Crit Care Res Pract. 2020 Dec 23;2020:8898172. doi: 10.1155/2020/8898172. eCollection 2020.

Abstract

Background: Poor sleep quality is common in the intensive care unit (ICU), where several factors including environmental factors contribute to sleep deprivation.

Objective: This study aims to assess and compare the effectiveness of earplugs and eye mask versus ocean sound on sleep quality among ICU patients.

Design: A true experimental crossover design was used. Setting. Medical ICU of the Maharishi Markandeshwar Institute of Medical Sciences and Research Hospital, Mullana, India. Participants. Sixty-eight patients admitted in the medical ICU were randomly allocated by lottery methods into group 1 and group 2.

Methods: Nocturnal nine-hour (10 : 00 pm to 7 : 00 am) for a four-night period were measured. Earplugs and eye mask versus ocean sound were crossed over between two groups. Subjective sleep quality of four nights was assessed using a structured sleep quality scale. Scores for each question range from 0 to 3, with a higher score indicating poor sleep quality.

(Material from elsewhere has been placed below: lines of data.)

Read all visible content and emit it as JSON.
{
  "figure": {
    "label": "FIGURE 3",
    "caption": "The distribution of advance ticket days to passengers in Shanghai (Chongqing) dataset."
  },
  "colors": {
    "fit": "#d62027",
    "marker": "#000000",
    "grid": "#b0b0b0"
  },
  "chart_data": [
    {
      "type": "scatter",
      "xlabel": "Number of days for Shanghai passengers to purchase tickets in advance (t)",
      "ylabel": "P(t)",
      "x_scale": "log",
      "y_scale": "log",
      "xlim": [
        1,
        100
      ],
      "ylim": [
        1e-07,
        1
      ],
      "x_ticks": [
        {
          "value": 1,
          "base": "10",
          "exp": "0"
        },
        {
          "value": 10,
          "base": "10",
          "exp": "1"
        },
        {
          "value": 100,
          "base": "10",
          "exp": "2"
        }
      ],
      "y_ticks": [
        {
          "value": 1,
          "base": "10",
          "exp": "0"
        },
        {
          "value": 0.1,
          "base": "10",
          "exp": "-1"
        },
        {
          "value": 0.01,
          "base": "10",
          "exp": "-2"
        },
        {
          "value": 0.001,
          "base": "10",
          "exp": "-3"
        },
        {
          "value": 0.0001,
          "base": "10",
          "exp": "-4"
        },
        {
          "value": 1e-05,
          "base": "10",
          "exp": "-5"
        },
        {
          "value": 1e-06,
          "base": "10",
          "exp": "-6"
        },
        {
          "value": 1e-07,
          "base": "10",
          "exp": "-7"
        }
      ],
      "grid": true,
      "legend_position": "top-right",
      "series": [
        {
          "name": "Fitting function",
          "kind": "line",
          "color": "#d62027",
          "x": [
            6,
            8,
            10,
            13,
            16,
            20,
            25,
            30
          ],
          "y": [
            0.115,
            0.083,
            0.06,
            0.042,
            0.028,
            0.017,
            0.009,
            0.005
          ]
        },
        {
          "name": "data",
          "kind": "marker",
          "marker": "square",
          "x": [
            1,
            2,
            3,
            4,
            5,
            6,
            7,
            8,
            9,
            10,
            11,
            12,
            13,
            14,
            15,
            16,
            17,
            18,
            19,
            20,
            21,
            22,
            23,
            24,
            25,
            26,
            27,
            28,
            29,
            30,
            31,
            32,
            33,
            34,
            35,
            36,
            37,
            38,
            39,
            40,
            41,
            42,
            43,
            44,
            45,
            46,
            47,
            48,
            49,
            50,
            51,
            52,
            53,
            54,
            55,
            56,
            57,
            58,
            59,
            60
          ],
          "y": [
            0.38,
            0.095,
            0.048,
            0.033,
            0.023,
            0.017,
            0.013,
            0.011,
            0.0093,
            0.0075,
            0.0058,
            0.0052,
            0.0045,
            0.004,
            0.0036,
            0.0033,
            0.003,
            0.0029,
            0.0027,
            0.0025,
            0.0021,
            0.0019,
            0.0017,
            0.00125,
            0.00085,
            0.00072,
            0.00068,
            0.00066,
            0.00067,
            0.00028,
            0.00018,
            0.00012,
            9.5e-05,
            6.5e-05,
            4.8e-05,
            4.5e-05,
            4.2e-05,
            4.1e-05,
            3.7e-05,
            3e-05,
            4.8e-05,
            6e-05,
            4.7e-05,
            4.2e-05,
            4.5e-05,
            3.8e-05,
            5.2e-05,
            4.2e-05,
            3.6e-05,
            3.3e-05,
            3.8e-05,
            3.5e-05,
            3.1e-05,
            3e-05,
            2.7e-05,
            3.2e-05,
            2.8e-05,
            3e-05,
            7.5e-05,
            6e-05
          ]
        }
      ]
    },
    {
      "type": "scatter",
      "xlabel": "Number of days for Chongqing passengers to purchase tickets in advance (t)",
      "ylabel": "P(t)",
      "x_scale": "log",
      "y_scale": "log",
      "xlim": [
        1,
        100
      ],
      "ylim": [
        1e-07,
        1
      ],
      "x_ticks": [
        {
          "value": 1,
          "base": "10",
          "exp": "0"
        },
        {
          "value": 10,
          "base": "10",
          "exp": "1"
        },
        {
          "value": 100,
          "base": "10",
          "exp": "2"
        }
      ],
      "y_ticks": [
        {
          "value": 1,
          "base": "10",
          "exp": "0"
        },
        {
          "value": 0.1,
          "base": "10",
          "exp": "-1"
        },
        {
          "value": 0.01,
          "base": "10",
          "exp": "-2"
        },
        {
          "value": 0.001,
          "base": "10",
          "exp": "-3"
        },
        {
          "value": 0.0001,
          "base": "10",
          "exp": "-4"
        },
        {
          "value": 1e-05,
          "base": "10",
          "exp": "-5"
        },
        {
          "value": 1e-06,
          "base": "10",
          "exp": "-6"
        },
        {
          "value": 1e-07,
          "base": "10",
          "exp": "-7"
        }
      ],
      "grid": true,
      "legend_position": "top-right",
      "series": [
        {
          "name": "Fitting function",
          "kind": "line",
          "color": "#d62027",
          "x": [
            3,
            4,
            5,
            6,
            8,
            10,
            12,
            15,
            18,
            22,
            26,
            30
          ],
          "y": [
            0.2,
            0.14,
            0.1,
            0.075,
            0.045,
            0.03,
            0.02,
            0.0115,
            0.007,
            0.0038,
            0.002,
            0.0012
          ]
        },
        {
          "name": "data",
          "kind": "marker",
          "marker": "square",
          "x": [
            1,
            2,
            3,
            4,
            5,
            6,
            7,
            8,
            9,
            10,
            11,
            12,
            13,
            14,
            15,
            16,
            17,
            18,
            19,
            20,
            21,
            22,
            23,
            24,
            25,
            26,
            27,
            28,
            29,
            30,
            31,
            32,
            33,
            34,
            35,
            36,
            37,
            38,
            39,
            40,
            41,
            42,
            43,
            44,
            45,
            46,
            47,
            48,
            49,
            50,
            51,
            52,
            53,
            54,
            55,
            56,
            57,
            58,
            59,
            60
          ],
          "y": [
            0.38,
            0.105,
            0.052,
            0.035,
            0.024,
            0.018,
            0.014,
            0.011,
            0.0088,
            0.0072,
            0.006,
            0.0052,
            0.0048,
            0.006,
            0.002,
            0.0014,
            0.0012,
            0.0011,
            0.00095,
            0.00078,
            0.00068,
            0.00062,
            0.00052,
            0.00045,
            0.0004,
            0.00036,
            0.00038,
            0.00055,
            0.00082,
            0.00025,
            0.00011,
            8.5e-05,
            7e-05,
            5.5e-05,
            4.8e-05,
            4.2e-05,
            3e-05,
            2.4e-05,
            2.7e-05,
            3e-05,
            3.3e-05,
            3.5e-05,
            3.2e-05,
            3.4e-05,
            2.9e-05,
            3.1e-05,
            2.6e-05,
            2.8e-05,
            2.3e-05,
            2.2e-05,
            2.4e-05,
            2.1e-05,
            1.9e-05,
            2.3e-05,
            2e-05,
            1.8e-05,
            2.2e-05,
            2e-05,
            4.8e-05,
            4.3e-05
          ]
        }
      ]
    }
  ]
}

Results: Repeated measures ANOVA showed that there was a significant change in the sleep quality score (p=0.001), which showed that sleep quality score was improved after the administration of earplugs and eye mask and ocean sound. Fisher's LSD post hoc comparison showed a significant difference (p=0.001).

Conclusion: Earplugs and eye mask were better than ocean sound in improving sleep quality. Earplugs, eye mask, and ocean sound are safe and cost effective, which could be used as an adjuvant to pharmacological interventions to improve sleep quality among ICU patients. However, further research in this area needs to be conducted. This trial is registered with NCT03215212.